The Deep Roots of the Urban-Rural Political Divide

by Jonathan A. Rodden

Pub Date: June 4th, 2019
ISBN: 978-1-5416-4427-4
Publisher: Basic Books

The enduring importance of geography in American politics.

Many argue that partisan gerrymandering causes cities to lose to rural areas in countywide, winner-take-all elections. That is too simple an explanation, writes Rodden (Political Science/Stanford Univ.; Hamilton’s Paradox: The Promise and Peril of Fiscal Federalism, 2005). Much more important is the geographical location of a political party’s base. In many states, urban areas are largely Democratic. The Democrats often win majorities there but fall short in pivotal districts outside the city that decide control of Congress and state legislatures.
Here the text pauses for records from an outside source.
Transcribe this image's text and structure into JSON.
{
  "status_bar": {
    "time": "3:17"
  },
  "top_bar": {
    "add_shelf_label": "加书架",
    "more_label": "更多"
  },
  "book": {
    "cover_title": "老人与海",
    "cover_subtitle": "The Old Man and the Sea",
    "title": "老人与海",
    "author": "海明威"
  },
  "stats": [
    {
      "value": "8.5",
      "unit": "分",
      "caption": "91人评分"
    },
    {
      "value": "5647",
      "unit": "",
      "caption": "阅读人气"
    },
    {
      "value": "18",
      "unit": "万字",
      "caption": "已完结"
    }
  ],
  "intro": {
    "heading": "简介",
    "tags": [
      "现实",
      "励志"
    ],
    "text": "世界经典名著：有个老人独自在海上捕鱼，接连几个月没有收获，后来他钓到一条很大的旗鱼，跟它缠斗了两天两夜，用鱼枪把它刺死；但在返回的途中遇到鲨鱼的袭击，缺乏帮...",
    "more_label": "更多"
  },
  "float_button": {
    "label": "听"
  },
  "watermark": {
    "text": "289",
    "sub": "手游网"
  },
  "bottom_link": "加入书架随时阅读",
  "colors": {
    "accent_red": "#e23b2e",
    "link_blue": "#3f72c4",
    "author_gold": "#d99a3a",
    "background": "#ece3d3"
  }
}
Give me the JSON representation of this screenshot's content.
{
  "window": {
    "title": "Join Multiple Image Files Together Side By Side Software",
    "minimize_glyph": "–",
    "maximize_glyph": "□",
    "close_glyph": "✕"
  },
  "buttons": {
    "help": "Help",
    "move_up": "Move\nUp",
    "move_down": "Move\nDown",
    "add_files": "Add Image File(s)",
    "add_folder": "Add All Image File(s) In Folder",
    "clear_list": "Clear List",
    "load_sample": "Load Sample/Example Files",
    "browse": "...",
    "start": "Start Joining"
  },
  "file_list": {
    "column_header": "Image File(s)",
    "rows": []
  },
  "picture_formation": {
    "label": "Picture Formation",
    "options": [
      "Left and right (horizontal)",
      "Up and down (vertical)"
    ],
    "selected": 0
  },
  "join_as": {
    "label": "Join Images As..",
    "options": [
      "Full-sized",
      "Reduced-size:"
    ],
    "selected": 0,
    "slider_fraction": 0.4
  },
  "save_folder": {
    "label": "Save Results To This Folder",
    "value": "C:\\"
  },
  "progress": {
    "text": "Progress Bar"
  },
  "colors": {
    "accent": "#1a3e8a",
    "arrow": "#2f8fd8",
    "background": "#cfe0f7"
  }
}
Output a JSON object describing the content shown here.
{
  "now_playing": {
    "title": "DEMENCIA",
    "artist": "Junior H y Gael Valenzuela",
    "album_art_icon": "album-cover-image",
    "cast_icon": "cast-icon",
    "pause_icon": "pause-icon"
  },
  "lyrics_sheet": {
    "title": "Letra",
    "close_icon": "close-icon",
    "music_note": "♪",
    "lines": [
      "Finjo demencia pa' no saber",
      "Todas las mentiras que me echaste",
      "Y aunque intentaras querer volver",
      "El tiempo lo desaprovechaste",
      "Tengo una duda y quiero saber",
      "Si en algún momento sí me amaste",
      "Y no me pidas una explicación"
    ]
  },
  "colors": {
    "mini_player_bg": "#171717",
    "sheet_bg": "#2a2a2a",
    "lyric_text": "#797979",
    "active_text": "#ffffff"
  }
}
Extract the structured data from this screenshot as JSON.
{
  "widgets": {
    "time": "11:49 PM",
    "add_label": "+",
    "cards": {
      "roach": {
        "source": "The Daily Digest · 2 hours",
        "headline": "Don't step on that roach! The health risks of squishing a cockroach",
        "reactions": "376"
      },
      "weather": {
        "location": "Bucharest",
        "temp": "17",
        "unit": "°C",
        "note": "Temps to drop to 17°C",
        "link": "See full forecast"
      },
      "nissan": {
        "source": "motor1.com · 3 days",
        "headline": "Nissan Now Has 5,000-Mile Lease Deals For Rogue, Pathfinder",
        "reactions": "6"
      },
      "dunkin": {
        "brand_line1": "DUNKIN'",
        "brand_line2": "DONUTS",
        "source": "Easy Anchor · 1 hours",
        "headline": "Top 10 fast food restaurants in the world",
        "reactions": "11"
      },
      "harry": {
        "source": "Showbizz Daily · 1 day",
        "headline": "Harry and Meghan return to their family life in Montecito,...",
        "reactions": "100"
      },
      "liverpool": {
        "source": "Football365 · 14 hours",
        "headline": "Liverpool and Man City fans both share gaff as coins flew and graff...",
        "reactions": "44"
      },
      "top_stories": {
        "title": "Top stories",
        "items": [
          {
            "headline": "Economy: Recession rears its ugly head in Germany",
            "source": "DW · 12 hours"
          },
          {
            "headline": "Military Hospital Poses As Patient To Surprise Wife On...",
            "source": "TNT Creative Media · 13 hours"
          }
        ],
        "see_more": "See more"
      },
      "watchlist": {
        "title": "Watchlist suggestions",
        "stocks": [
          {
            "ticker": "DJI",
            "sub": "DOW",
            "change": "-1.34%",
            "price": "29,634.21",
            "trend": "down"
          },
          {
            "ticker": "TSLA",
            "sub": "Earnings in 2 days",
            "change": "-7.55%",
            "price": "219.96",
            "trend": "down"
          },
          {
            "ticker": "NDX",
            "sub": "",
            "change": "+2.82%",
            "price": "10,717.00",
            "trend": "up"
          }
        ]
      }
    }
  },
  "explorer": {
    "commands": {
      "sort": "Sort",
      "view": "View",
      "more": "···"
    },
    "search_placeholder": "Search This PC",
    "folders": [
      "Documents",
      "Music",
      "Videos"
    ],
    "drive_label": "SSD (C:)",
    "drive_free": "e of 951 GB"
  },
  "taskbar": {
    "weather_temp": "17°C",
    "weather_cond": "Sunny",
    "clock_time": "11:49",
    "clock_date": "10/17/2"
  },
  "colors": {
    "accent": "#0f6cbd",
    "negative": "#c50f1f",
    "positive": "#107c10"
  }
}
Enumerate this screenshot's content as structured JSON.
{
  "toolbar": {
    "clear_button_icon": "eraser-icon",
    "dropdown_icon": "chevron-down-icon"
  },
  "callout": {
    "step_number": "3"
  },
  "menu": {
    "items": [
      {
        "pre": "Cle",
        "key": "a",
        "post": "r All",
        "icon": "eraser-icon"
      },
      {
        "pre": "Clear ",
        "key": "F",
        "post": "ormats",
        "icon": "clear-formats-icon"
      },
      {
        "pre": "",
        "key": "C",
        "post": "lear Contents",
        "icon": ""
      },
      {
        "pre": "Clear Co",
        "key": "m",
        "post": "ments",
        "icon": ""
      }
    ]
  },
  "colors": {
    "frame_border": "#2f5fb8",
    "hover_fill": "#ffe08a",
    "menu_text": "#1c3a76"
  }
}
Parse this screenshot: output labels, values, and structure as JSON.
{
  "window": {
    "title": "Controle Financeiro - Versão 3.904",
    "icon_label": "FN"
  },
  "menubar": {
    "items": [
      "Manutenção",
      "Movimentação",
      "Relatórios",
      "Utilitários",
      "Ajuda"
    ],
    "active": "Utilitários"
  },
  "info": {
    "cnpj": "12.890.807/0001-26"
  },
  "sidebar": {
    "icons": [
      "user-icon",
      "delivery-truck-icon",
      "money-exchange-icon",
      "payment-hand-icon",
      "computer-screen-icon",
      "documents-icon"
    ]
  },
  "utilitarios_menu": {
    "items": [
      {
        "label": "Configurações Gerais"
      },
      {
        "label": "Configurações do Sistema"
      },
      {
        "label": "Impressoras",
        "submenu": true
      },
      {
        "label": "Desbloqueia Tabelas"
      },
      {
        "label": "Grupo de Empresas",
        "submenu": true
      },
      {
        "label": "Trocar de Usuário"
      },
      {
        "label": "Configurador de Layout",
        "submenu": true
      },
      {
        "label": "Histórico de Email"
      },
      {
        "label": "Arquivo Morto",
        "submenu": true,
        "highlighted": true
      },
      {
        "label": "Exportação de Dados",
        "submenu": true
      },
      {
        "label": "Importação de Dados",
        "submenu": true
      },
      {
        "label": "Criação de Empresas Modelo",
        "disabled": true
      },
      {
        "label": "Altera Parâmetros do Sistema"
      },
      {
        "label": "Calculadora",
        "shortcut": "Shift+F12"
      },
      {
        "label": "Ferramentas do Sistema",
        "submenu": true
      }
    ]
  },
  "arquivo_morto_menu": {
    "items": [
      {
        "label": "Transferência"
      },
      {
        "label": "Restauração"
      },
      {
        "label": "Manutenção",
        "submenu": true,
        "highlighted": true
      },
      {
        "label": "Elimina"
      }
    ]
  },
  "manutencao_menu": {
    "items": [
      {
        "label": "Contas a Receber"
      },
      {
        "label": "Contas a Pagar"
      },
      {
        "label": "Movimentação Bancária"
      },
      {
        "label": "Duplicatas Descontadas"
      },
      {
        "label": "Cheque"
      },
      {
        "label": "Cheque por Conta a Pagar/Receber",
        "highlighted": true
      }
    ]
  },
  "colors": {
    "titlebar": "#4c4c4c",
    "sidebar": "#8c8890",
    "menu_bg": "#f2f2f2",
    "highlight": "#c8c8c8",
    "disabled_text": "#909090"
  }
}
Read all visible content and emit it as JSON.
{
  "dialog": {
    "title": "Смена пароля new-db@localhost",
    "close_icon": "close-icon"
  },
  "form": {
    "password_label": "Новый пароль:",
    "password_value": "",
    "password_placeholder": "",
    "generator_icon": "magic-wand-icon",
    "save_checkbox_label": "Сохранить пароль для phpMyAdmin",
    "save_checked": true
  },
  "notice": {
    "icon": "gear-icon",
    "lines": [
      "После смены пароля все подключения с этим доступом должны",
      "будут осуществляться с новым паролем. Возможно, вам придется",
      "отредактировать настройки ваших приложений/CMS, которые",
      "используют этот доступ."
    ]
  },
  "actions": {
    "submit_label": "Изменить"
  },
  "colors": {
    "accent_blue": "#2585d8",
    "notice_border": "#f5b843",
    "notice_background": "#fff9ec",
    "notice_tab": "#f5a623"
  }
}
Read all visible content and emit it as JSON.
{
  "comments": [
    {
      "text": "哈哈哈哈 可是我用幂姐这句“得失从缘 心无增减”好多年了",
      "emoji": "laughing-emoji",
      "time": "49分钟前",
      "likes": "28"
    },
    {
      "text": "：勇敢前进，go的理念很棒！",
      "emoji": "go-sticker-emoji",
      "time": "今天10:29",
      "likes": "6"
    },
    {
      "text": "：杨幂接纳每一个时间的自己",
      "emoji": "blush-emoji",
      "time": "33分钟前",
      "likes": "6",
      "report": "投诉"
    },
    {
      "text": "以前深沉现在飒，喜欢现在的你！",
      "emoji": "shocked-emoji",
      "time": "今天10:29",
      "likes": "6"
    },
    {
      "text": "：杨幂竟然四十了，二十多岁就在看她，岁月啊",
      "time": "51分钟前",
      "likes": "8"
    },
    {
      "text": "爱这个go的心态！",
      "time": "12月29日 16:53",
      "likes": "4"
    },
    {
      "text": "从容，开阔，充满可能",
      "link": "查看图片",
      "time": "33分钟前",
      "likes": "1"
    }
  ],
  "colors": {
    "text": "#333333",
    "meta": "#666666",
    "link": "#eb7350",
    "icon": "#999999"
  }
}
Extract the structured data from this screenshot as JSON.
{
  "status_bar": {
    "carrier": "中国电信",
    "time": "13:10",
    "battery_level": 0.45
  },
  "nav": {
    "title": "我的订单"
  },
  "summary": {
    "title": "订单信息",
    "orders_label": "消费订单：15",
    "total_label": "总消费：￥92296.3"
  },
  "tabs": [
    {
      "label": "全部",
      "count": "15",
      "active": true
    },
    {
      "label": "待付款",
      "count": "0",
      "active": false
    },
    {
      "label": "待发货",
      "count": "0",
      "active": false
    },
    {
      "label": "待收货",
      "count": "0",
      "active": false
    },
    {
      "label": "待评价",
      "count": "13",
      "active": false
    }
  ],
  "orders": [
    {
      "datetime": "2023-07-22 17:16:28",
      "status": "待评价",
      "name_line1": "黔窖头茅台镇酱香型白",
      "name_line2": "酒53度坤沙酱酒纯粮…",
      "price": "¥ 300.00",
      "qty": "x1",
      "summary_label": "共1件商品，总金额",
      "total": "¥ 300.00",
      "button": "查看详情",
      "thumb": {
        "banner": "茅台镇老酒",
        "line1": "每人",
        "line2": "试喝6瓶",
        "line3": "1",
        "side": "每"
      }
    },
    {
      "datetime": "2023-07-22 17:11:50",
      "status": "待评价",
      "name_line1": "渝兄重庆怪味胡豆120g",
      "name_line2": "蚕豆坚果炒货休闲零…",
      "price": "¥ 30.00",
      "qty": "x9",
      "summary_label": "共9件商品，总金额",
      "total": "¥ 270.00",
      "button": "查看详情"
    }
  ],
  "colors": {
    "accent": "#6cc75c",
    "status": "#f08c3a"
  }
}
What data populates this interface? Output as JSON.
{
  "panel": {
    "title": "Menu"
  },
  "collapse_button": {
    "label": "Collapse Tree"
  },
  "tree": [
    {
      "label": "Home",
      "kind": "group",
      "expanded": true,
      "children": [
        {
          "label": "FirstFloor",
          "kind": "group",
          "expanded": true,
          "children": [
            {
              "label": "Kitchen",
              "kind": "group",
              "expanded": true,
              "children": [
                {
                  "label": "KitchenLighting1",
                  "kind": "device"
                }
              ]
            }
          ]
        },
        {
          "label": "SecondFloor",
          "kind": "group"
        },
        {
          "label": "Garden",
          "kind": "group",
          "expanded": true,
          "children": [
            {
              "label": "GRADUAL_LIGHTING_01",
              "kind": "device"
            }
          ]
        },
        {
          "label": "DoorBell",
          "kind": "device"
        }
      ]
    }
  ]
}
In this data-dense book, the author takes a deep look at the familiar urban-rural political divide, examines its implications for democracy (not good), and suggests ways to reduce polarization. He also shows how similar patterns affect elections in other Western democracies. In an intriguing section, he traces the roots of the American divide to the era of labor unrest before World War I, when left-leaning workers lived in urban working-class neighborhoods. In industrial Reading, Pennsylvania, they could win majorities in urban city council wards but found it harder to achieve victory in wards with more white-collar workers and business owners. Today, with the rise of the knowledge economy, this “pattern of political geography” continues even though city residents are now a far more heterogeneous collection of urban interest groups (working poor, immigrants, young progressives, etc.). Democrats cluster in “growing, affluent city centers like Seattle and San Francisco, as well as in smaller knowledge-economy hubs like Durham and Ann Arbor.” They fight “a perpetual battle for the party’s soul,” pitting firebrands against those trying to soften the party’s reputation to win rural votes. “A victory for the left is a victory not only for the urban poor…but also for universities, laboratory scientists, and social progressives,” writes the author. As Rodden argues, only electoral reform—a switch to representation in proportion to overall vote share—or major demographic shifts can reduce the underrepresentation of urban interests.

Valuable for specialists and political journalists.